An implementation of linear hash tables. (See http://en.wikipedia.org/wiki/Linear_hashing). Use this hash table if you...

- care a lot about fitting your data set into memory; of the hash tables included in this collection, this one has the lowest space overhead
- don't care that inserts and lookups are slower than the other hash table
implementations in this collection (this one is slightly faster than
`Data.HashTable`

from the base library in most cases) - have a soft real-time or interactive application for which the risk of introducing a long pause on insert while all of the keys are rehashed is unacceptable.

*Details:*

Linear hashing allows for the expansion of the hash table one slot at a time, by moving a "split" pointer across an array of pointers to buckets. The number of buckets is always a power of two, and the bucket to look in is defined as:

bucket(level,key) = hash(key) mod (2^level)

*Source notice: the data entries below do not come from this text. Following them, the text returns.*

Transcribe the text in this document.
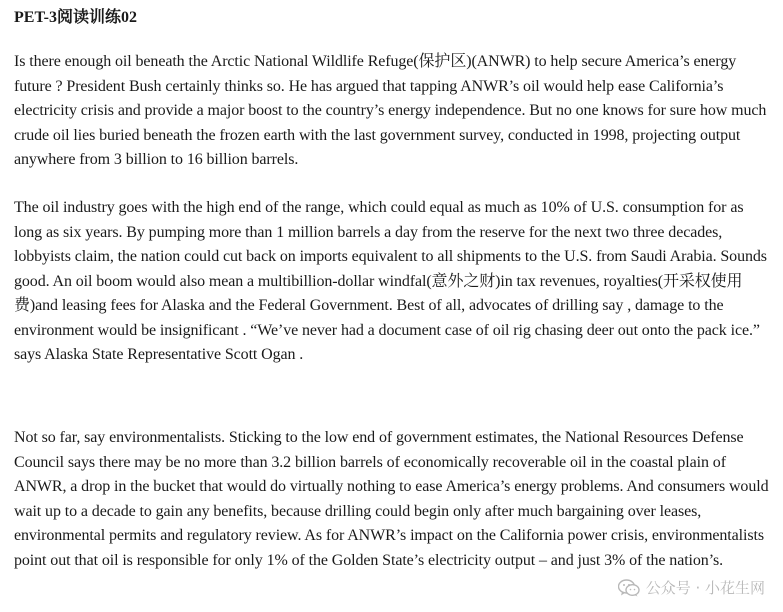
PET-3阅读训练02

Is there enough oil beneath the Arctic National Wildlife Refuge(保护区)(ANWR) to help secure America’s energy future ? President Bush certainly thinks so. He has argued that tapping ANWR’s oil would help ease California’s electricity crisis and provide a major boost to the country’s energy independence. But no one knows for sure how much crude oil lies buried beneath the frozen earth with the last government survey, conducted in 1998, projecting output anywhere from 3 billion to 16 billion barrels.

The oil industry goes with the high end of the range, which could equal as much as 10% of U.S. consumption for as long as six years. By pumping more than 1 million barrels a day from the reserve for the next two three decades, lobbyists claim, the nation could cut back on imports equivalent to all shipments to the U.S. from Saudi Arabia. Sounds good. An oil boom would also mean a multibillion-dollar windfal(意外之财)in tax revenues, royalties(开采权使用费)and leasing fees for Alaska and the Federal Government. Best of all, advocates of drilling say , damage to the environment would be insignificant . “We’ve never had a document case of oil rig chasing deer out onto the pack ice.” says Alaska State Representative Scott Ogan .

Not so far, say environmentalists. Sticking to the low end of government estimates, the National Resources Defense Council says there may be no more than 3.2 billion barrels of economically recoverable oil in the coastal plain of ANWR, a drop in the bucket that would do virtually nothing to ease America’s energy problems. And consumers would wait up to a decade to gain any benefits, because drilling could begin only after much bargaining over leases, environmental permits and regulatory review. As for ANWR’s impact on the California power crisis, environmentalists point out that oil is responsible for only 1% of the Golden State’s electricity output – and just 3% of the nation’s.

公众号 · 小花生网
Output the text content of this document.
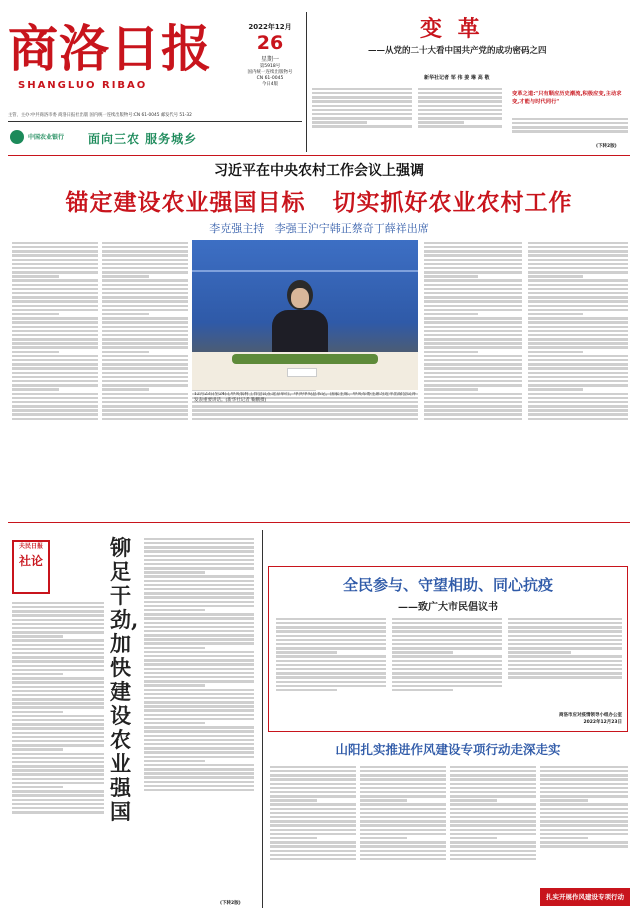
商洛日报
SHANGLUO RIBAO
2022年12月
26
星期一
第5918号
国内统一连续出版物号
CN 61-0045
今日4版
主管、主办:中共商洛市委 商洛日报社出版 国内统一连续出版物号:CN 61-0045 邮发代号 51-32
中国农业银行 面向三农 服务城乡
变 革
——从党的二十大看中国共产党的成功密码之四
新华社记者 邹 伟 姜 琳 高 敬
变革之道:"只有顺应历史潮流,积极应变,主动求变,才能与时代同行"
(下转2版)
习近平在中央农村工作会议上强调
锚定建设农业强国目标   切实抓好农业农村工作
李克强主持   李强王沪宁韩正蔡奇丁薛祥出席
12月23日至24日,中央农村工作会议在北京举行。中共中央总书记、国家主席、中央军委主席习近平出席会议并发表重要讲话。(新华社记者 鞠鹏摄)
夫民日报
社论
铆足干劲,加快建设农业强国
(下转2版)
全民参与、守望相助、同心抗疫
——致广大市民倡议书
商洛市应对疫情领导小组办公室
2022年12月23日
山阳扎实推进作风建设专项行动走深走实
扎实开展作风建设专项行动
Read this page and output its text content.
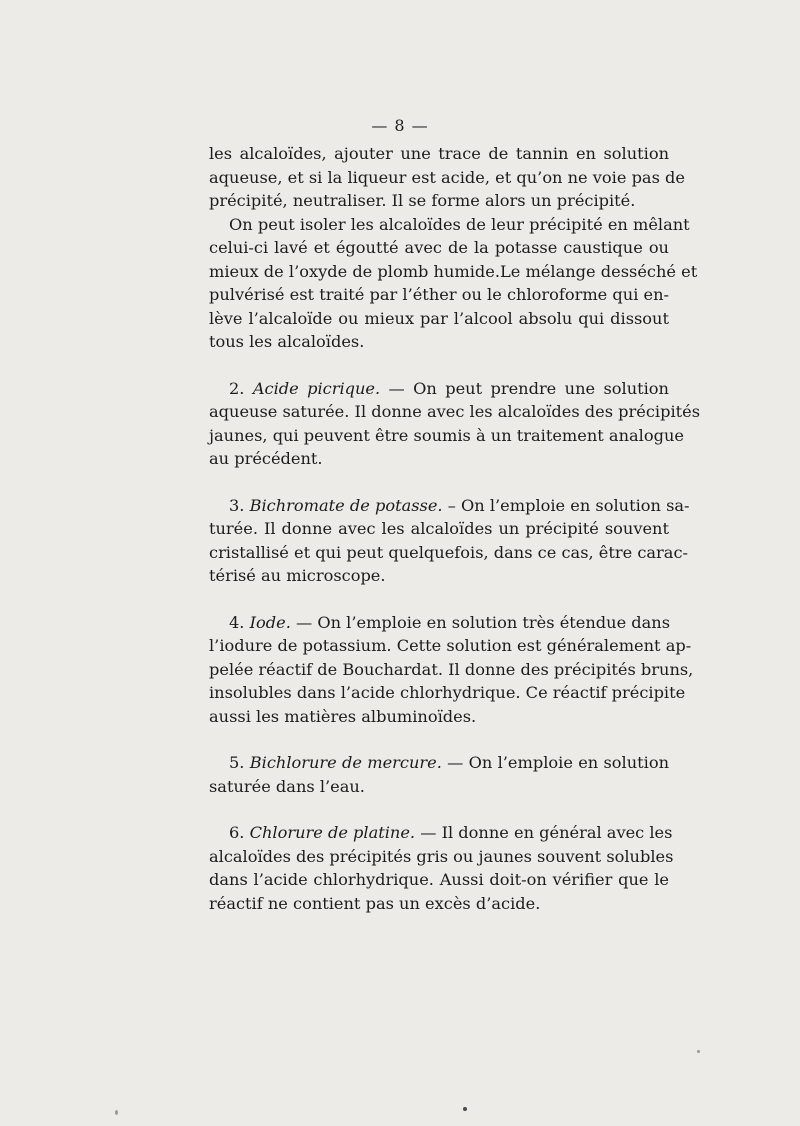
— 8 —
les alcaloïdes, ajouter une trace de tannin en solution
aqueuse, et si la liqueur est acide, et qu’on ne voie pas de
précipité, neutraliser. Il se forme alors un précipité.
On peut isoler les alcaloïdes de leur précipité en mêlant
celui-ci lavé et égoutté avec de la potasse caustique ou
mieux de l’oxyde de plomb humide.Le mélange desséché et
pulvérisé est traité par l’éther ou le chloroforme qui en-
lève l’alcaloïde ou mieux par l’alcool absolu qui dissout
tous les alcaloïdes.
2. Acide picrique. — On peut prendre une solution
aqueuse saturée. Il donne avec les alcaloïdes des précipités
jaunes, qui peuvent être soumis à un traitement analogue
au précédent.
3. Bichromate de potasse. – On l’emploie en solution sa-
turée. Il donne avec les alcaloïdes un précipité souvent
cristallisé et qui peut quelquefois, dans ce cas, être carac-
térisé au microscope.
4. Iode. — On l’emploie en solution très étendue dans
l’iodure de potassium. Cette solution est généralement ap-
pelée réactif de Bouchardat. Il donne des précipités bruns,
insolubles dans l’acide chlorhydrique. Ce réactif précipite
aussi les matières albuminoïdes.
5. Bichlorure de mercure. — On l’emploie en solution
saturée dans l’eau.
6. Chlorure de platine. — Il donne en général avec les
alcaloïdes des précipités gris ou jaunes souvent solubles
dans l’acide chlorhydrique. Aussi doit-on vérifier que le
réactif ne contient pas un excès d’acide.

The "split pointer" controls the expansion of the hash table. If the hash
table is at level `k`

(i.e. `2^k`

buckets have been allocated), we first
calculate `b=bucket(level-1,key)`

. If `b < splitptr`

, the destination bucket is
calculated as `b'=bucket(level,key)`

, otherwise the original value `b`

is used.

The split pointer is incremented once an insert causes some bucket to become fuller than some predetermined threshold; the bucket at the split pointer (*not* the bucket which triggered the split!) is then rehashed, and half of its keys can be expected to be rehashed into the upper half of the table.

When the split pointer reaches the middle of the bucket array, the size of the bucket array is doubled, the level increases, and the split pointer is reset to zero.

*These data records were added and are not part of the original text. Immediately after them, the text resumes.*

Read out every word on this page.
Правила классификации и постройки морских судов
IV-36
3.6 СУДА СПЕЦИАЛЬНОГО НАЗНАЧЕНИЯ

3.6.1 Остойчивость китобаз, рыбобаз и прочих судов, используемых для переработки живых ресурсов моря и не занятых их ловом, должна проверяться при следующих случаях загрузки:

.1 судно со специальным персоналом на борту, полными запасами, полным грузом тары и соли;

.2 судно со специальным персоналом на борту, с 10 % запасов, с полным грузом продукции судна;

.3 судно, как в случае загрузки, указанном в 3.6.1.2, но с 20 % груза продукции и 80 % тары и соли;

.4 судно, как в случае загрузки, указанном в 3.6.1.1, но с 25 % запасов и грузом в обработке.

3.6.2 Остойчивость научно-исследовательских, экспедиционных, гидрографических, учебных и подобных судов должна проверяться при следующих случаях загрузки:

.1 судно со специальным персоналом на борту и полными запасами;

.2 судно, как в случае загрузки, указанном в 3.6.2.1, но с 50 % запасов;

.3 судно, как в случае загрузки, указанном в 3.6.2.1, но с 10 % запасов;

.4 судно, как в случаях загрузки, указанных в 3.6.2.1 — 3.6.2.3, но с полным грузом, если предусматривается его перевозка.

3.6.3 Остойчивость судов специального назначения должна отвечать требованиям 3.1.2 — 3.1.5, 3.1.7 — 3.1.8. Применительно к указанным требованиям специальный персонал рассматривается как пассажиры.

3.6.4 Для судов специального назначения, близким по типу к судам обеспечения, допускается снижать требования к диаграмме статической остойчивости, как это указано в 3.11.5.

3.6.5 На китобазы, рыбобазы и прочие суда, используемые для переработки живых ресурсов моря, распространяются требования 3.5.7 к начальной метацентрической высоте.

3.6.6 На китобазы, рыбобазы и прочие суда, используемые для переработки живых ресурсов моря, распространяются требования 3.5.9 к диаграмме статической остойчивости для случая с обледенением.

Linear hashing, although not quite as fast for inserts or lookups as the implementation of linear probing included in this package, is well suited for interactive applications because it has much better worst case behaviour on inserts. Other hash table implementations can suffer from long pauses, because it is occasionally necessary to rehash all of the keys when the table grows. Linear hashing, on the other hand, only ever rehashes a bounded (effectively constant) number of keys when an insert forces a bucket split.

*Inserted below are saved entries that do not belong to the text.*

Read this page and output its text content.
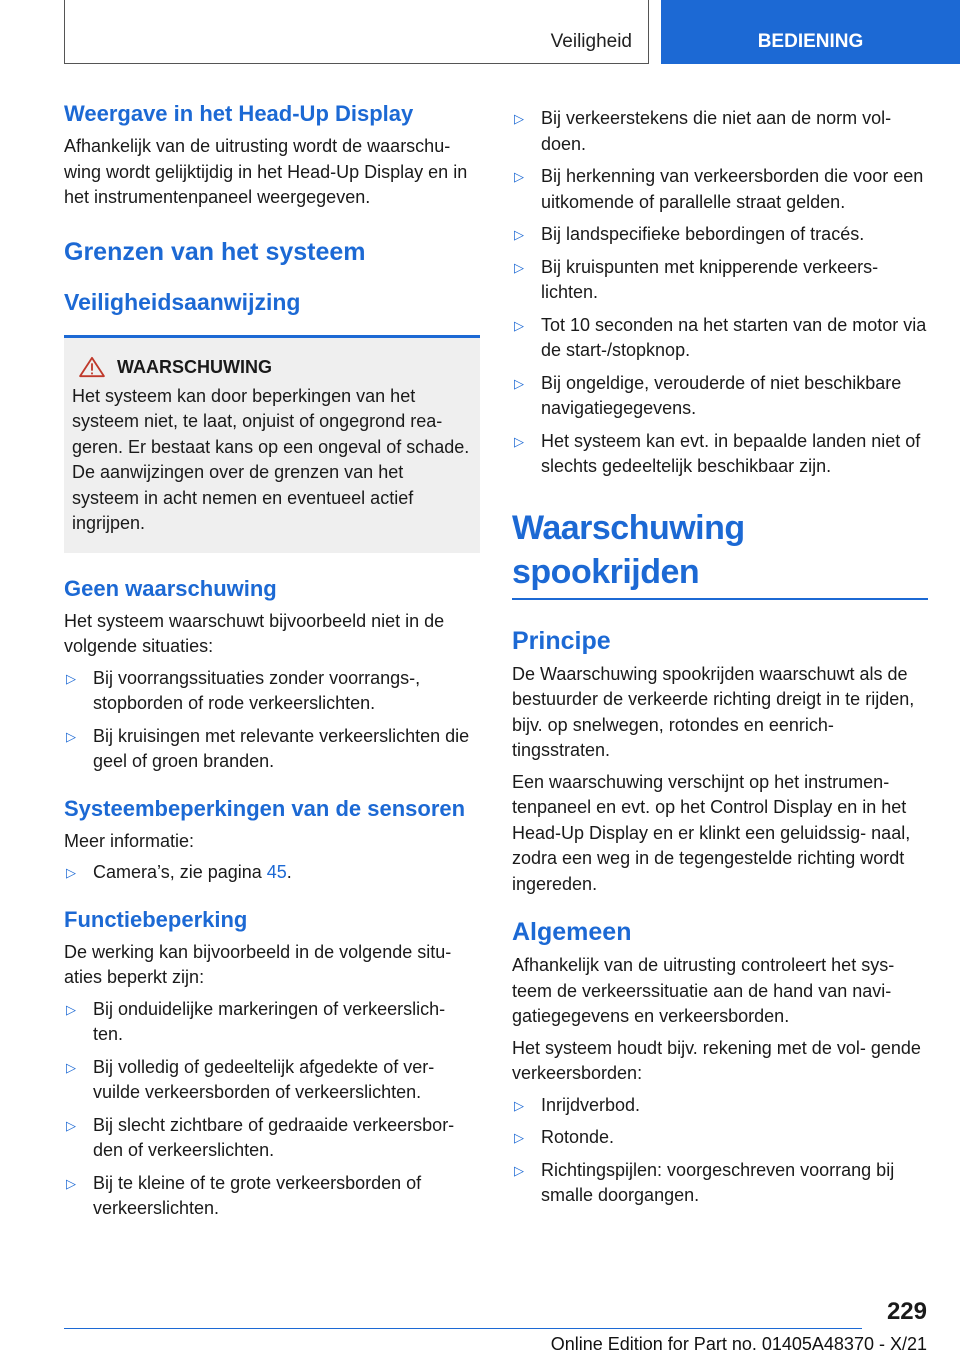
Veiligheid	BEDIENING
Weergave in het Head-Up Display

Afhankelijk van de uitrusting wordt de waarschu‐ wing wordt gelijktijdig in het Head-Up Display en in het instrumentenpaneel weergegeven.

Grenzen van het systeem
Veiligheidsaanwijzing
WAARSCHUWING

Het systeem kan door beperkingen van het systeem niet, te laat, onjuist of ongegrond rea‐ geren. Er bestaat kans op een ongeval of schade. De aanwijzingen over de grenzen van het systeem in acht nemen en eventueel actief ingrijpen.

Geen waarschuwing

Het systeem waarschuwt bijvoorbeeld niet in de volgende situaties:

▷ Bij voorrangssituaties zonder voorrangs-, stopborden of rode verkeerslichten.
▷ Bij kruisingen met relevante verkeerslichten die geel of groen branden.
Systeembeperkingen van de sensoren

Meer informatie:

▷ Camera’s, zie pagina 45.
Functiebeperking

De werking kan bijvoorbeeld in de volgende situ‐ aties beperkt zijn:

▷ Bij onduidelijke markeringen of verkeerslich‐ ten.
▷ Bij volledig of gedeeltelijk afgedekte of ver‐ vuilde verkeersborden of verkeerslichten.
▷ Bij slecht zichtbare of gedraaide verkeersbor‐ den of verkeerslichten.
▷ Bij te kleine of te grote verkeersborden of verkeerslichten.
▷ Bij verkeerstekens die niet aan de norm vol‐ doen.
▷ Bij herkenning van verkeersborden die voor een uitkomende of parallelle straat gelden.
▷ Bij landspecifieke bebordingen of tracés.
▷ Bij kruispunten met knipperende verkeers‐ lichten.
▷ Tot 10 seconden na het starten van de motor via de start-/stopknop.
▷ Bij ongeldige, verouderde of niet beschikbare navigatiegegevens.
▷ Het systeem kan evt. in bepaalde landen niet of slechts gedeeltelijk beschikbaar zijn.
Waarschuwing spookrijden
Principe

De Waarschuwing spookrijden waarschuwt als de bestuurder de verkeerde richting dreigt in te rijden, bijv. op snelwegen, rotondes en eenrich‐ tingsstraten.

Een waarschuwing verschijnt op het instrumen‐ tenpaneel en evt. op het Control Display en in het Head-Up Display en er klinkt een geluidssig‐ naal, zodra een weg in de tegengestelde richting wordt ingereden.

Algemeen

Afhankelijk van de uitrusting controleert het sys‐ teem de verkeerssituatie aan de hand van navi‐ gatiegegevens en verkeersborden.

Het systeem houdt bijv. rekening met de vol‐ gende verkeersborden:

▷ Inrijdverbod.
▷ Rotonde.
▷ Richtingspijlen: voorgeschreven voorrang bij smalle doorgangen.
229
Online Edition for Part no. 01405A48370 - X/21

*Space overhead: experimental results*

In randomized testing (see `test/compute-overhead/ComputeOverhead.hs`

in the
source distribution), mean overhead is approximately 1.51 machine words per
key-value mapping with a very low standard deviation of about 0.06 words, 1.60
words per mapping at the 95th percentile.

*Unsafe tricks*

Then the `unsafe-tricks`

flag is on when this package is built (and it is on by
default), we use some unsafe tricks (namely `unsafeCoerce#`

and
`reallyUnsafePtrEquality#`

) to save indirections in this table. These
techniques rely on assumptions about the behaviour of the GHC runtime system
and, although they've been tested and should be safe under normal conditions,
are slightly dangerous. Caveat emptor. In particular, these techniques are
incompatible with HPC code coverage reports.

References:

- W. Litwin. Linear hashing: a new tool for file and table addressing. In
*Proc. 6th International Conference on Very Large Data Bases, Volume 6*, pp. 212-223, 1980. - P-A. Larson. Dynamic hash tables.
*Communications of the ACM*31: 446-457, 1988.

- data HashTable s k v
- new :: ST s (HashTable s k v)
- newSized :: Int -> ST s (HashTable s k v)
- delete :: (Hashable k, Eq k) => HashTable s k v -> k -> ST s ()
- lookup :: (Eq k, Hashable k) => HashTable s k v -> k -> ST s (Maybe v)
- insert :: (Eq k, Hashable k) => HashTable s k v -> k -> v -> ST s ()
- mapM_ :: ((k, v) -> ST s b) -> HashTable s k v -> ST s ()
- foldM :: (a -> (k, v) -> ST s a) -> a -> HashTable s k v -> ST s a
- computeOverhead :: HashTable s k v -> ST s Double

# Documentation

new :: ST s (HashTable s k v)Source

See the documentation for this function in Data.HashTable.Class.

newSized :: Int -> ST s (HashTable s k v)Source

See the documentation for this function in Data.HashTable.Class.

delete :: (Hashable k, Eq k) => HashTable s k v -> k -> ST s ()Source

See the documentation for this function in Data.HashTable.Class.

lookup :: (Eq k, Hashable k) => HashTable s k v -> k -> ST s (Maybe v)Source

See the documentation for this function in Data.HashTable.Class.

insert :: (Eq k, Hashable k) => HashTable s k v -> k -> v -> ST s ()Source

See the documentation for this function in Data.HashTable.Class.

mapM_ :: ((k, v) -> ST s b) -> HashTable s k v -> ST s ()Source

See the documentation for this function in Data.HashTable.Class.

foldM :: (a -> (k, v) -> ST s a) -> a -> HashTable s k v -> ST s aSource

See the documentation for this function in Data.HashTable.Class.

computeOverhead :: HashTable s k v -> ST s DoubleSource

See the documentation for this function in Data.HashTable.Class.